REDD+ hadir untuk melindungi hutan Indonesia yang memiliki peran dalam mengurangi risiko bencana dan adaptasi perubahan iklim. Sejak pertama kali REDD+ mulai dikenalkan di Montreal tahun 2005, REDD+ memiliki tujuan untuk pengurangan emisi dan perubahan iklim. Pada ketentuan kesepakatan kerja yang telah disepakati di dalam REDD+ menjadikan peluang bagi negara-negara maju untuk memberikan pendanaan/insentif kepada negara-negara berkembang sebagai upaya perlindungan hutan dari efek gas rumah kaca, deforestasi dan degradasi hutan tanpa menghambat pembangunan nasional.

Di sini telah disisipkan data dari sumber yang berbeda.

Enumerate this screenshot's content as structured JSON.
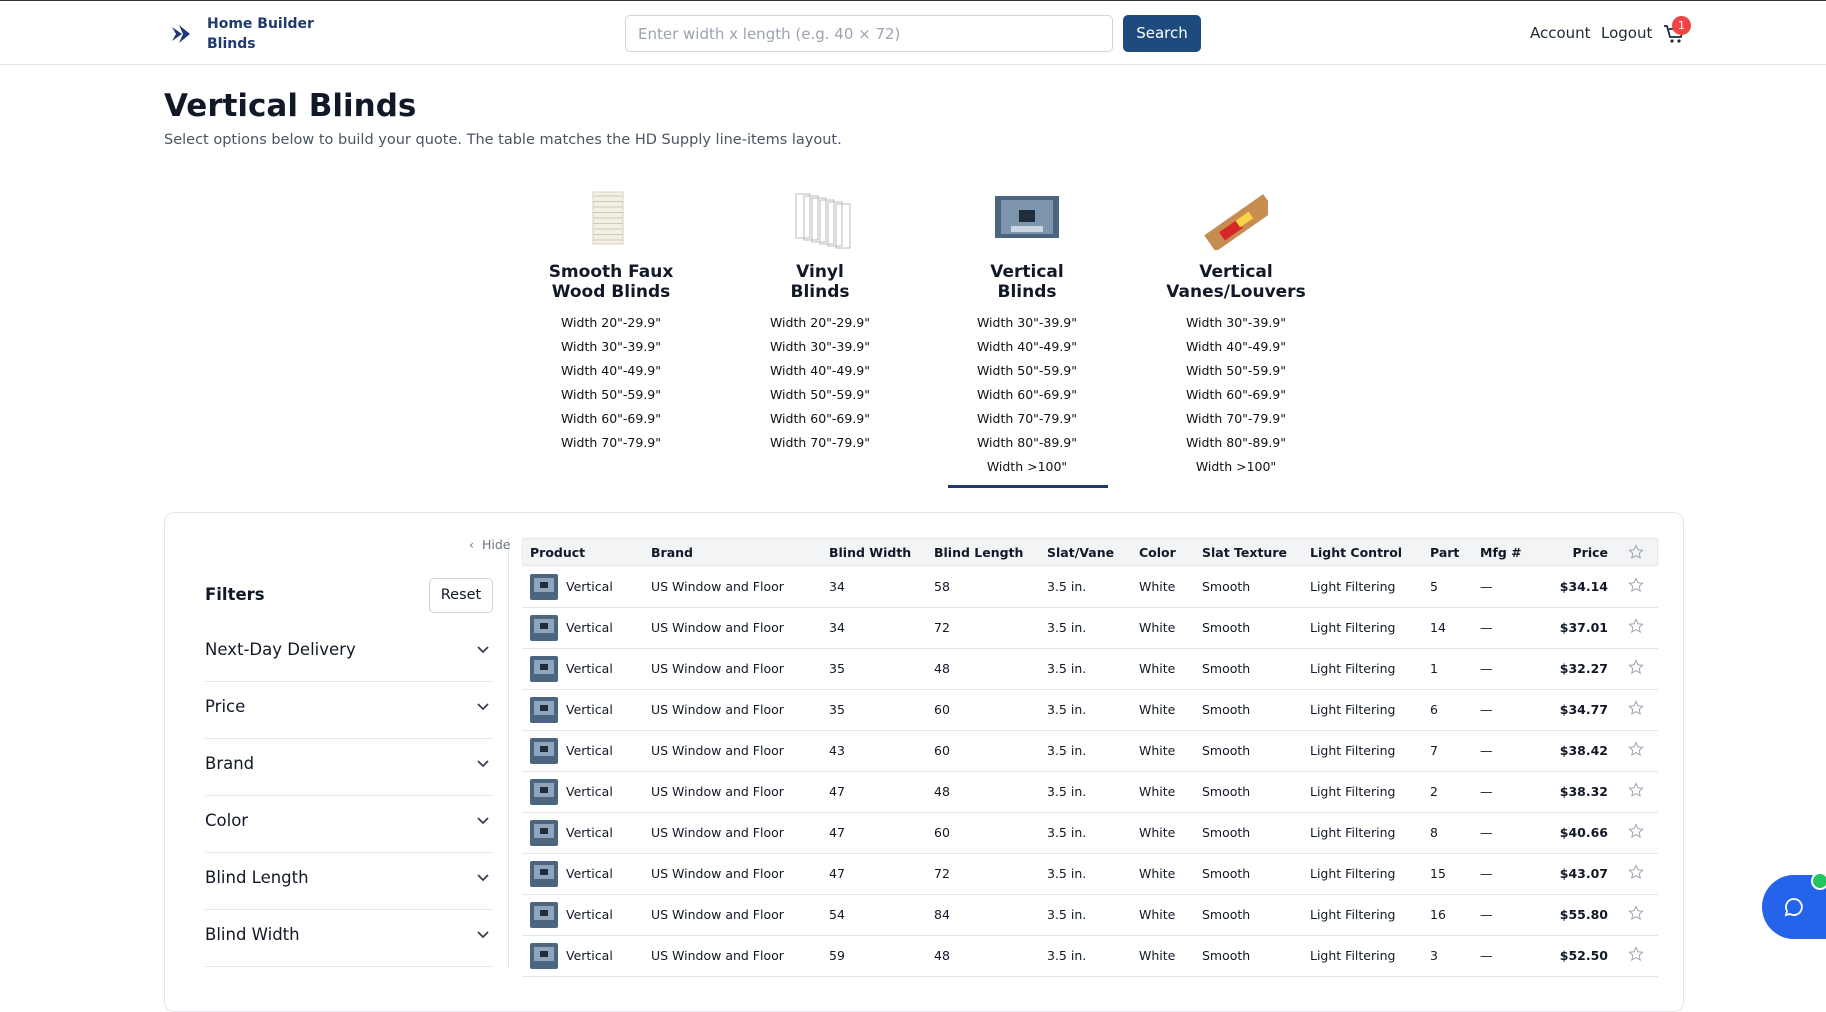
{
  "header": {
    "logo_lines": [
      "Home Builder",
      "Blinds"
    ],
    "search_placeholder": "Enter width x length (e.g. 40 × 72)",
    "search_button": "Search",
    "nav": [
      "Account",
      "Logout"
    ],
    "cart_count": "1"
  },
  "page": {
    "title": "Vertical Blinds",
    "subtitle": "Select options below to build your quote. The table matches the HD Supply line-items layout."
  },
  "categories": [
    {
      "name": [
        "Smooth Faux",
        "Wood Blinds"
      ],
      "widths": [
        "Width 20\"-29.9\"",
        "Width 30\"-39.9\"",
        "Width 40\"-49.9\"",
        "Width 50\"-59.9\"",
        "Width 60\"-69.9\"",
        "Width 70\"-79.9\""
      ]
    },
    {
      "name": [
        "Vinyl",
        "Blinds"
      ],
      "widths": [
        "Width 20\"-29.9\"",
        "Width 30\"-39.9\"",
        "Width 40\"-49.9\"",
        "Width 50\"-59.9\"",
        "Width 60\"-69.9\"",
        "Width 70\"-79.9\""
      ]
    },
    {
      "name": [
        "Vertical",
        "Blinds"
      ],
      "widths": [
        "Width 30\"-39.9\"",
        "Width 40\"-49.9\"",
        "Width 50\"-59.9\"",
        "Width 60\"-69.9\"",
        "Width 70\"-79.9\"",
        "Width 80\"-89.9\"",
        "Width >100\""
      ]
    },
    {
      "name": [
        "Vertical",
        "Vanes/Louvers"
      ],
      "widths": [
        "Width 30\"-39.9\"",
        "Width 40\"-49.9\"",
        "Width 50\"-59.9\"",
        "Width 60\"-69.9\"",
        "Width 70\"-79.9\"",
        "Width 80\"-89.9\"",
        "Width >100\""
      ]
    }
  ],
  "filters": {
    "hide": "Hide",
    "title": "Filters",
    "reset": "Reset",
    "items": [
      "Next-Day Delivery",
      "Price",
      "Brand",
      "Color",
      "Blind Length",
      "Blind Width"
    ]
  },
  "table": {
    "columns": [
      "Product",
      "Brand",
      "Blind Width",
      "Blind Length",
      "Slat/Vane",
      "Color",
      "Slat Texture",
      "Light Control",
      "Part",
      "Mfg #",
      "Price"
    ],
    "rows": [
      [
        "Vertical",
        "US Window and Floor",
        "34",
        "58",
        "3.5 in.",
        "White",
        "Smooth",
        "Light Filtering",
        "5",
        "—",
        "$34.14"
      ],
      [
        "Vertical",
        "US Window and Floor",
        "34",
        "72",
        "3.5 in.",
        "White",
        "Smooth",
        "Light Filtering",
        "14",
        "—",
        "$37.01"
      ],
      [
        "Vertical",
        "US Window and Floor",
        "35",
        "48",
        "3.5 in.",
        "White",
        "Smooth",
        "Light Filtering",
        "1",
        "—",
        "$32.27"
      ],
      [
        "Vertical",
        "US Window and Floor",
        "35",
        "60",
        "3.5 in.",
        "White",
        "Smooth",
        "Light Filtering",
        "6",
        "—",
        "$34.77"
      ],
      [
        "Vertical",
        "US Window and Floor",
        "43",
        "60",
        "3.5 in.",
        "White",
        "Smooth",
        "Light Filtering",
        "7",
        "—",
        "$38.42"
      ],
      [
        "Vertical",
        "US Window and Floor",
        "47",
        "48",
        "3.5 in.",
        "White",
        "Smooth",
        "Light Filtering",
        "2",
        "—",
        "$38.32"
      ],
      [
        "Vertical",
        "US Window and Floor",
        "47",
        "60",
        "3.5 in.",
        "White",
        "Smooth",
        "Light Filtering",
        "8",
        "—",
        "$40.66"
      ],
      [
        "Vertical",
        "US Window and Floor",
        "47",
        "72",
        "3.5 in.",
        "White",
        "Smooth",
        "Light Filtering",
        "15",
        "—",
        "$43.07"
      ],
      [
        "Vertical",
        "US Window and Floor",
        "54",
        "84",
        "3.5 in.",
        "White",
        "Smooth",
        "Light Filtering",
        "16",
        "—",
        "$55.80"
      ],
      [
        "Vertical",
        "US Window and Floor",
        "59",
        "48",
        "3.5 in.",
        "White",
        "Smooth",
        "Light Filtering",
        "3",
        "—",
        "$52.50"
      ]
    ]
  }
}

Sejak perumusan REDD tahun 2005 yang saat ini berganti nama menjadi REDD+ pada tahun 2007, merupakan kesepakatan bersama untuk memperluas kegiatan REDD+ yang awalnya hanya bertujuan untuk mengurangi emisi dari deforestasi dan degradasi hutan di negara-negara berkembang, ditambahkan beberapa strategi yaitu adanya peranan konservasi, pengelolaan hutan secara lestari, dan peningkatan cadangan karbon hutan.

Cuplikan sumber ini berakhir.